Specifies whether to share the NSCD databases with clients via memory mapping. The default value is yes.

If you want to run nscd -g to query the cache hit rate, set shared to no.

max-db-size

Specifies the maximum allowable size of an NSCD database, in bytes.

  • positive-time-to-live has no actual meaning. The TTL value returned by DNS requests is used.
  • You can run nscd -g to query the cache hit rate only when shared is set to no.

Checking the Impact of NSCD Caching

Performing a dialing test when NSCD is stopped

  1. Run the following command on the ECS to capture UDP packets on port 53:
    tcpdump -i any udp and port 53
  2. When NSCD is stopped, run the following command on the ECS for three consecutive times.
    ping -c 1 -n www.huaweicloud.com#Ping the domain name www.huaweicloud.com.
  3. View the corresponding captured UDP packets. You can find that three DNS requests are sent over port 53, and each DNS request is responded with a DNS record set.

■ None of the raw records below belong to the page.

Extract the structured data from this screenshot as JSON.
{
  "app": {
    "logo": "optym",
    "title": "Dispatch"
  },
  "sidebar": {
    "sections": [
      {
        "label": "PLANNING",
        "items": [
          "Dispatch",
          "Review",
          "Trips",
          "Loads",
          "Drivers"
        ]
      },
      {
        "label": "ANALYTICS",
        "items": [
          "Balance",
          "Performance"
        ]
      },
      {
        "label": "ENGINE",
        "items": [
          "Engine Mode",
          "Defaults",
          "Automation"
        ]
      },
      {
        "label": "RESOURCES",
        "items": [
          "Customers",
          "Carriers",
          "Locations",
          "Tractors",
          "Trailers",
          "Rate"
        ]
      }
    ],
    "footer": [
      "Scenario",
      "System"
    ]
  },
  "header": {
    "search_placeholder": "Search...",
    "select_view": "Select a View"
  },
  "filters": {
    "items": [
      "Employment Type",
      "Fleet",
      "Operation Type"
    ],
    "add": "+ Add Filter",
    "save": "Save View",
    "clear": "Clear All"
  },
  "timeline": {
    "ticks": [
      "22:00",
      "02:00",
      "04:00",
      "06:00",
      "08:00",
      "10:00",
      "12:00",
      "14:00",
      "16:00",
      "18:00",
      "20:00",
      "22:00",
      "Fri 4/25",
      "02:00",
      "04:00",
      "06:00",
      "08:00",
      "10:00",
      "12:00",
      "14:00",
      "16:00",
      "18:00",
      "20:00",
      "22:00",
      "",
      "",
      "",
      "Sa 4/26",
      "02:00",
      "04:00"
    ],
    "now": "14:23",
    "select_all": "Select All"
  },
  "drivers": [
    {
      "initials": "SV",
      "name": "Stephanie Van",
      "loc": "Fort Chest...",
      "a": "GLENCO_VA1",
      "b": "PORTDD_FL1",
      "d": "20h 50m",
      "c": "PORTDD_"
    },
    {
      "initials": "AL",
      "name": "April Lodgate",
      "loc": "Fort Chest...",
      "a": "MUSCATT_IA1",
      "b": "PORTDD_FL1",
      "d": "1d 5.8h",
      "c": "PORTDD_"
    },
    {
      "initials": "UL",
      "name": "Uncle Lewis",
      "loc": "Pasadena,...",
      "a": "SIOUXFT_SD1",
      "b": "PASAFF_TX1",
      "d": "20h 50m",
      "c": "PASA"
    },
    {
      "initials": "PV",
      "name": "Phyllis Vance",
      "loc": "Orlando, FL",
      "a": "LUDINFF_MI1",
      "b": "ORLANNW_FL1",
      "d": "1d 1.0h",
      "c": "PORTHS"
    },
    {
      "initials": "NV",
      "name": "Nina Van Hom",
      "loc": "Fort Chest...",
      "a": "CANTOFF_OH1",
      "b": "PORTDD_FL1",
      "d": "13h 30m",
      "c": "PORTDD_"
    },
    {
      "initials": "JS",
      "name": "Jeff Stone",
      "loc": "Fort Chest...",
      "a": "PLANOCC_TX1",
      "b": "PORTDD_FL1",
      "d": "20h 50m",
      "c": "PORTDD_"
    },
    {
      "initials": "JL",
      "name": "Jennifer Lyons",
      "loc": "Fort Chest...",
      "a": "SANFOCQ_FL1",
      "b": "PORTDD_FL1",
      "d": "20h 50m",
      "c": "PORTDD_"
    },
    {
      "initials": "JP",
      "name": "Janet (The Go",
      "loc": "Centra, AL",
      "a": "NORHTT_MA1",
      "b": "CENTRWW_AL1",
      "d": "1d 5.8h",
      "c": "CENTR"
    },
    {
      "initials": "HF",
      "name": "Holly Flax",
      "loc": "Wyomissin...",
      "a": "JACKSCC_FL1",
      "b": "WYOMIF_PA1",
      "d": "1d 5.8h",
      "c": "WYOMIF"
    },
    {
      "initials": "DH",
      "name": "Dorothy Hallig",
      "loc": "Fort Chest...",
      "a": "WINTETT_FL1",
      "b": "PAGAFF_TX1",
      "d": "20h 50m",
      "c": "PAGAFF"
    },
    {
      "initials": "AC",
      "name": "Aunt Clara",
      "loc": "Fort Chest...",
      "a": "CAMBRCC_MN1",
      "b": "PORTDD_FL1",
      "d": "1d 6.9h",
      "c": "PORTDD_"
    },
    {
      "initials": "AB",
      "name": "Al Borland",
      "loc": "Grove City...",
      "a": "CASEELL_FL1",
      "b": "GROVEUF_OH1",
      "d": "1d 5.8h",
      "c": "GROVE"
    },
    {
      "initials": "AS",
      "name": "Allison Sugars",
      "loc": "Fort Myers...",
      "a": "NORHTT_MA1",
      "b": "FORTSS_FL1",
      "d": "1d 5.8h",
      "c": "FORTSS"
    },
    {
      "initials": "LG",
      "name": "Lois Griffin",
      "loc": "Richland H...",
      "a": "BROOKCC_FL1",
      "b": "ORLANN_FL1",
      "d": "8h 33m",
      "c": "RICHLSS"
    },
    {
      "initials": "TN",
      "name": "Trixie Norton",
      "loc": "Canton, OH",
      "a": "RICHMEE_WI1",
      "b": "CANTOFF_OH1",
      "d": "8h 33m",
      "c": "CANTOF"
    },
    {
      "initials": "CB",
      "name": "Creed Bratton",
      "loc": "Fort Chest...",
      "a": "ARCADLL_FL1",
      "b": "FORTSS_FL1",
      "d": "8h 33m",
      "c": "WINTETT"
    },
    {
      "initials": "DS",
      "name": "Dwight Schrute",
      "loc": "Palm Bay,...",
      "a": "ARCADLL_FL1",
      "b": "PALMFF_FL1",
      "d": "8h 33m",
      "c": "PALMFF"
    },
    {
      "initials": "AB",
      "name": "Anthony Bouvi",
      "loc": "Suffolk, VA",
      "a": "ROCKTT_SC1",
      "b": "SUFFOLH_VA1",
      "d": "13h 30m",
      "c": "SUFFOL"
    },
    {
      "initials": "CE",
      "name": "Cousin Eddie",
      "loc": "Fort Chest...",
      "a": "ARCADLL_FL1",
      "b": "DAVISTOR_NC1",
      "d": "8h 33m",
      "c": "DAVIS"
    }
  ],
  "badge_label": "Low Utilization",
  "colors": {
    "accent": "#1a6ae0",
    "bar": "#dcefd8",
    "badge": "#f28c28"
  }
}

This indicates that the DNS record sets are not cached. As a result, the ECS needs to send the DNS request over port 53 every time.

Performing a dialing test when NSCD is started

  1. Run the startup command to start NSCD and run the status query command to check whether NSCD has been enabled.
  2. When NSCD is started, run the command below on the ECS for six consecutive times. In addition, capture packets on port 53 of the ECS.
    ping -c 1 -n www.huaweicloud.com
  3. View the corresponding captured packets. You can find that only the first DNS request is sent to port 53. This indicates that the subsequent DNS requests hit the DNS record set cached by NSCD and are not sent over port 53.
  • During packet capture, you will find that even if you have pinged the domain name, tcpdump can still be used to capture the packets of DNS requests for the domain name at regular intervals. This is caused by the automatic reload mechanism of NSCD, which is a normal phenomenon. You can set reload-count to 0 to disable the automatic reload mechanism.
  • You can also run the following command to query the cache hit after you ping a domain name several times within a period.
    nscd -g#Return the configuration of each parameter and the cache hit rate after the configuration takes effect.